In Agitans, he writes, with wryness: 'My left arm is jealous of my right, the one without a tremor'.

"I think that's really the only way you can treat it – what's the alternative?" he says. "To wake up in a cold sweat every day, expecting to die? I don't think so. But I would hate to be remembered as the poet with Parkinson's."

He writes in The Later Stages (2), of mourning the loss of being able to do simple tasks such as buttoning a shirt: 'Assuming I'm alive, expect an outburst/once a year at least, a tantrum at seventy, a rant at seventy-five.'

"Each collection begins with poem set in Co Fermanagh, where I grew up, and they are very sensuous in the sense that I seem to be able to recover the sights, sounds, smells of life then. From that point of view, I think the sensuous quality of the poetry has increased considerably," he says.

"And a number of people have commented on how expansive the work has become and I agree with that up to a point. But the opposite is actually true as I write short poems in a way that I never did before.

“I blame Michael Longley for this as he's one of the masters of short poem. I love oriental poetry like the Japanese haiku and short resonant poems have always appealed to me."

The collection also contains poems on his joy of walking in the Waterworks park and several on his friends and fellow poets Longley and Ciaran Carson.

While he and Longley still regularly meet to catch up in the Crown Bar, the number of pints downed has decreased due to them both being diabetics now.

"If I made a list of the debts that I owe Michael Longley it would take several sheets of paper, I can tell you," he says.

He, Carson, Longley, Paul Muldoon and James Simmonds were greatly helped by a young Seamus Heaney in their early writing careers as students at Queen's University. He has two short poems on Heaney's death in 2013, At the Graveside and Visiting the Grave. A third is likely to be added and included in his next collection.

Was it hard to write about Heaney?

"Yes of course it was, as Heaney happened to be a bleeding genius at elegies which makes it all the more difficult."

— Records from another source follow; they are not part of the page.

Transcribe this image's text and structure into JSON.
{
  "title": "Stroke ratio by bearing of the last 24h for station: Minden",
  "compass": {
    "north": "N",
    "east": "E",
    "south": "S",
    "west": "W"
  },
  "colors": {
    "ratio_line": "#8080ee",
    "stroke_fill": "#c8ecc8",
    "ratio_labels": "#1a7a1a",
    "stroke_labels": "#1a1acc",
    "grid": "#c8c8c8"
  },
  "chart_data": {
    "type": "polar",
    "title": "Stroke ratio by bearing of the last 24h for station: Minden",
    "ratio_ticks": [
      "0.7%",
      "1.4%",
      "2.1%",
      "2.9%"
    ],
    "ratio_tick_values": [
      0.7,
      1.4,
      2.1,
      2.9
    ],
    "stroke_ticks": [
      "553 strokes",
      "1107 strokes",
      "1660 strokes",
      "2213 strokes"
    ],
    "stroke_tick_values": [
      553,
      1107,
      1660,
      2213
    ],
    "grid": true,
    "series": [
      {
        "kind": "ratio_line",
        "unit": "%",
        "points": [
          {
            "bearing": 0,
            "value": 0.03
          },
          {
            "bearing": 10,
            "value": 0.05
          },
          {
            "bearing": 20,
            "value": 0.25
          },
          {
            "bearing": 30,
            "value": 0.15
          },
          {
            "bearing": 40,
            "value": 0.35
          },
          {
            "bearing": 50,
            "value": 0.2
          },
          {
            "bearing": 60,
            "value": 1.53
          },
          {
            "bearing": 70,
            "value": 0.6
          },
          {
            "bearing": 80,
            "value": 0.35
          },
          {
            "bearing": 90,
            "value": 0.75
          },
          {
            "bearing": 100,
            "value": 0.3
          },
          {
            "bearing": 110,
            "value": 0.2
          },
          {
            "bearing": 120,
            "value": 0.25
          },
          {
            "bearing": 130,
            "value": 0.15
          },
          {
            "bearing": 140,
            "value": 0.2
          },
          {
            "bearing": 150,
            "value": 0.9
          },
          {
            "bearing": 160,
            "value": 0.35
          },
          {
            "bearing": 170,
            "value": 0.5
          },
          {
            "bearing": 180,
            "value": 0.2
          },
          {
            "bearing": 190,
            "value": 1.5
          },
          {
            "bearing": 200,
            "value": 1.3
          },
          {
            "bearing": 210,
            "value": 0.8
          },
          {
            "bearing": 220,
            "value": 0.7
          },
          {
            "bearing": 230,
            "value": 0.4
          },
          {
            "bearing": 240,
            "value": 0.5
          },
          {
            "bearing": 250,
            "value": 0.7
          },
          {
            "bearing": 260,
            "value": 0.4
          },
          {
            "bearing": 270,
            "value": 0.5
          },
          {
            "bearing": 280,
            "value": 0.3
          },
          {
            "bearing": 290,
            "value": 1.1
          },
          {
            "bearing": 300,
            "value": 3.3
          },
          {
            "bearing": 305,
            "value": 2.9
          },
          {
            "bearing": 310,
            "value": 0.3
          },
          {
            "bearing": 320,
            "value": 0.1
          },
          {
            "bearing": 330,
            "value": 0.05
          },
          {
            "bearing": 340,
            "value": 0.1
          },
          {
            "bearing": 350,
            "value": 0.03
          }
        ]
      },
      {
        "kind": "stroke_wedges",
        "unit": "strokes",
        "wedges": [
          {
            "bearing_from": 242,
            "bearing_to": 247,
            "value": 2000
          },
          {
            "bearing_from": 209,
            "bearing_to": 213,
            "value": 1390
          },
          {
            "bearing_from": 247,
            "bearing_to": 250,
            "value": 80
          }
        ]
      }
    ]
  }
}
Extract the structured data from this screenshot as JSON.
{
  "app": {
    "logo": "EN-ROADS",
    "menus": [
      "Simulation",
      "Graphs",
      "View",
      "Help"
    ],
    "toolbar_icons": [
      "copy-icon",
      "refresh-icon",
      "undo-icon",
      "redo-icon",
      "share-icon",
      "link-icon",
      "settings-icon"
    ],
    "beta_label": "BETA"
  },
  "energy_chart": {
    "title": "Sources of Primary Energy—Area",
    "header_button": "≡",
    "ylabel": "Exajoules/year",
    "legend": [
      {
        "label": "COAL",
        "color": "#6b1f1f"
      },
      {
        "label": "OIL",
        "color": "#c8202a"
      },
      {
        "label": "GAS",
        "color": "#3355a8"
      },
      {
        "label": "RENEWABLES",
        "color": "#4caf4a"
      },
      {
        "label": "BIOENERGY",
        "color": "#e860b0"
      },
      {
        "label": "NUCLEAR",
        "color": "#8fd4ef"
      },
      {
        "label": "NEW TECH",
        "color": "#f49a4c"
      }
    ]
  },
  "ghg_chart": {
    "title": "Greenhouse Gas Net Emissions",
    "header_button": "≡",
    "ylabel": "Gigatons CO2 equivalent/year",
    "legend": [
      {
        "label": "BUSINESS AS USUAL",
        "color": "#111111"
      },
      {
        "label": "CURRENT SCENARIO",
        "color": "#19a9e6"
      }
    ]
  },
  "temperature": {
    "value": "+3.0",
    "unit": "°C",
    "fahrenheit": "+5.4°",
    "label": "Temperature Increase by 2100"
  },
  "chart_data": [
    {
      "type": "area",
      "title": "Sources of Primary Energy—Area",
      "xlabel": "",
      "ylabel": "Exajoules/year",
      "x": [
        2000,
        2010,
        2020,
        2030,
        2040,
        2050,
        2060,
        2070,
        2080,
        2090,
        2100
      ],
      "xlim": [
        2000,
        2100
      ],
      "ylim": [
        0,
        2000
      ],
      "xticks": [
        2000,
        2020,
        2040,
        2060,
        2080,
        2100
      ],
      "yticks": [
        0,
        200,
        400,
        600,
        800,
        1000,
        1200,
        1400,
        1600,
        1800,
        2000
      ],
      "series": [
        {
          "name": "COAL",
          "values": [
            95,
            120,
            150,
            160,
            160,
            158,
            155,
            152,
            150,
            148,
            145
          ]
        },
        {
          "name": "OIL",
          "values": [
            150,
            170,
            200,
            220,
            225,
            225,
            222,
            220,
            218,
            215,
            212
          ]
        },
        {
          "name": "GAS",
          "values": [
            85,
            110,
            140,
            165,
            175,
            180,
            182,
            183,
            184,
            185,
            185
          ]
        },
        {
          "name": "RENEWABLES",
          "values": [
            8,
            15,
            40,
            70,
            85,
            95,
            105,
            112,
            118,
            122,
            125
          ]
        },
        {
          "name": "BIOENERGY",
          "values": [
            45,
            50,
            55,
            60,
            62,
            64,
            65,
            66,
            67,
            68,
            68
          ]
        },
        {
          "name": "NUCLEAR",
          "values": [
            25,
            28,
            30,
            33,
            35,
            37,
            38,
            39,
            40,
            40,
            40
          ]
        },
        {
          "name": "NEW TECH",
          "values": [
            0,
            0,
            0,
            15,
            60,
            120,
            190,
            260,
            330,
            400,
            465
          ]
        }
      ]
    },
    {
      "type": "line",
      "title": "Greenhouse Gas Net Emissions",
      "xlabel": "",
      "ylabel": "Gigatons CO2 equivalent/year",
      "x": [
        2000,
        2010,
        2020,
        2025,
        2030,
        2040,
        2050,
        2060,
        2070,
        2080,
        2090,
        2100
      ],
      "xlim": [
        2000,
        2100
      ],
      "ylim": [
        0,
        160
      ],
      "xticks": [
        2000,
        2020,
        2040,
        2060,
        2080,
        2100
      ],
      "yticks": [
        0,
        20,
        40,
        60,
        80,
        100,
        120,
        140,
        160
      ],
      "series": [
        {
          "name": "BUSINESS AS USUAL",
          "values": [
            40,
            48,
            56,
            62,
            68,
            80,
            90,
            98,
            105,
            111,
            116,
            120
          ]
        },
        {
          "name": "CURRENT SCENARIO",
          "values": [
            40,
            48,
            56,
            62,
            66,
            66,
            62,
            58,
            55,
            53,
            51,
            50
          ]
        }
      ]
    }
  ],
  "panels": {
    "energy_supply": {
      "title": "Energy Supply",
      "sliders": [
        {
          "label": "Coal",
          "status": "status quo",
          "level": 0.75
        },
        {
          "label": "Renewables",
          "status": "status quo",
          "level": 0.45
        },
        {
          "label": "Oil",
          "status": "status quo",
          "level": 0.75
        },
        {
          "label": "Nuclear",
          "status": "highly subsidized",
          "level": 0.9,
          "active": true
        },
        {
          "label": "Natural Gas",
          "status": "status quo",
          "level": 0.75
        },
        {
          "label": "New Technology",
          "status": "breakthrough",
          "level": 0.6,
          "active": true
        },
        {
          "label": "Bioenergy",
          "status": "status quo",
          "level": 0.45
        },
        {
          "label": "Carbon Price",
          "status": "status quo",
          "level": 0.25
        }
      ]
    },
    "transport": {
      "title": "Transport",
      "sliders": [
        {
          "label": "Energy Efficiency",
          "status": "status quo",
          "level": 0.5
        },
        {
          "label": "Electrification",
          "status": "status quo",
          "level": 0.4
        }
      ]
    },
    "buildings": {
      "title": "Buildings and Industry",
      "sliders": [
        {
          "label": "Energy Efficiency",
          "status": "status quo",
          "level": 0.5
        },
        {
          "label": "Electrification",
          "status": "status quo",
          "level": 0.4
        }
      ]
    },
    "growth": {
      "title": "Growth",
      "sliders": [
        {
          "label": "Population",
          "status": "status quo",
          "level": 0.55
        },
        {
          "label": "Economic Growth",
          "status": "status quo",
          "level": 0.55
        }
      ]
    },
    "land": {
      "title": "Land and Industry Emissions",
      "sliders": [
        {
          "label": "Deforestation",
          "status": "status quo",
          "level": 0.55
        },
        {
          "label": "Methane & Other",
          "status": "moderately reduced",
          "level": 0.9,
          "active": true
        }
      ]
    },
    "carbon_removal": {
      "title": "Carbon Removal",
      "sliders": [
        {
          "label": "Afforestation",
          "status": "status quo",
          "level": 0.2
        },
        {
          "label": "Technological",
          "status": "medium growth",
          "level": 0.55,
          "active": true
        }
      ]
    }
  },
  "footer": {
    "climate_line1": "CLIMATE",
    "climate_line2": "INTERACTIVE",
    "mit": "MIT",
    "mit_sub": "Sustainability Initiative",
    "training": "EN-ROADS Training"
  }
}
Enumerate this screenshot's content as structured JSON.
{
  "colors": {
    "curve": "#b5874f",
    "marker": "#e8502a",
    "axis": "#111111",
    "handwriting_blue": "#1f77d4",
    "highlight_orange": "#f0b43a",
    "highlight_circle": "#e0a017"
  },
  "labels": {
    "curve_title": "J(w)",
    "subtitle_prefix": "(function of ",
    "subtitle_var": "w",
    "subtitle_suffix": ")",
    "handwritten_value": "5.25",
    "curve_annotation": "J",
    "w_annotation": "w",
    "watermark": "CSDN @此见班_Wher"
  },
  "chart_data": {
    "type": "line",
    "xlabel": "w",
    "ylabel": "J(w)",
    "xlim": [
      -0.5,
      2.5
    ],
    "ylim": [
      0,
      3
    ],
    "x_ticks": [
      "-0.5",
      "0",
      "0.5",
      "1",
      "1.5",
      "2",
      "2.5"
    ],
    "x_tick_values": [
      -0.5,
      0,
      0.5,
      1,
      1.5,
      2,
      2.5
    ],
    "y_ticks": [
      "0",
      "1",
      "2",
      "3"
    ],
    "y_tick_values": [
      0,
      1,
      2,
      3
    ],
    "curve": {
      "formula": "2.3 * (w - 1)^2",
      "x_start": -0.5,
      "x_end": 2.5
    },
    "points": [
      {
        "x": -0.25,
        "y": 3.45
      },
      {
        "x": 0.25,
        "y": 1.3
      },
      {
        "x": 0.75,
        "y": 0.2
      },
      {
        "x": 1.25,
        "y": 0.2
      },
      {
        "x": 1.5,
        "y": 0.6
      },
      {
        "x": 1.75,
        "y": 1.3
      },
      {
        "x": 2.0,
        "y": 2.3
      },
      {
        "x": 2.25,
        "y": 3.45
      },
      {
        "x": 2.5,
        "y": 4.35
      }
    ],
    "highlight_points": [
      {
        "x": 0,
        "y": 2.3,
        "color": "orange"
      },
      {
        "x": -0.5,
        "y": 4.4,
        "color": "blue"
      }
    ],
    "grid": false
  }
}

Ormsby was recently guest of honour at the BBC Proms in the Park event at Castle Coole when fellow Fermanagh man, actor and director Adrian Dunbar read out his poems On Devenish Island and News from Home from his 2015 Bloodaxe retrospective Goat’s Milk: New & Selected Poems. The reading was accompanied by the Ulster Orchestra and harpist Richard Allen in a specially commissioned work by Graeme Stewart.

He will be reading from his new collection at a Literary Lunchtime event (1pm - 3.15pm) at the John O'Connor Literary Festival at the Charlemount Arms, Armagh on Saturday, November 5 with music and song from Belfast songwriter Anthony Toner. Also next month, he is to be featured in a Radio 4 programme in a profile by presenter Marie-Louise Muir.

:: The Darkness of Snow by Frank Ormsby is published by Bloodaxe Books (£9.99).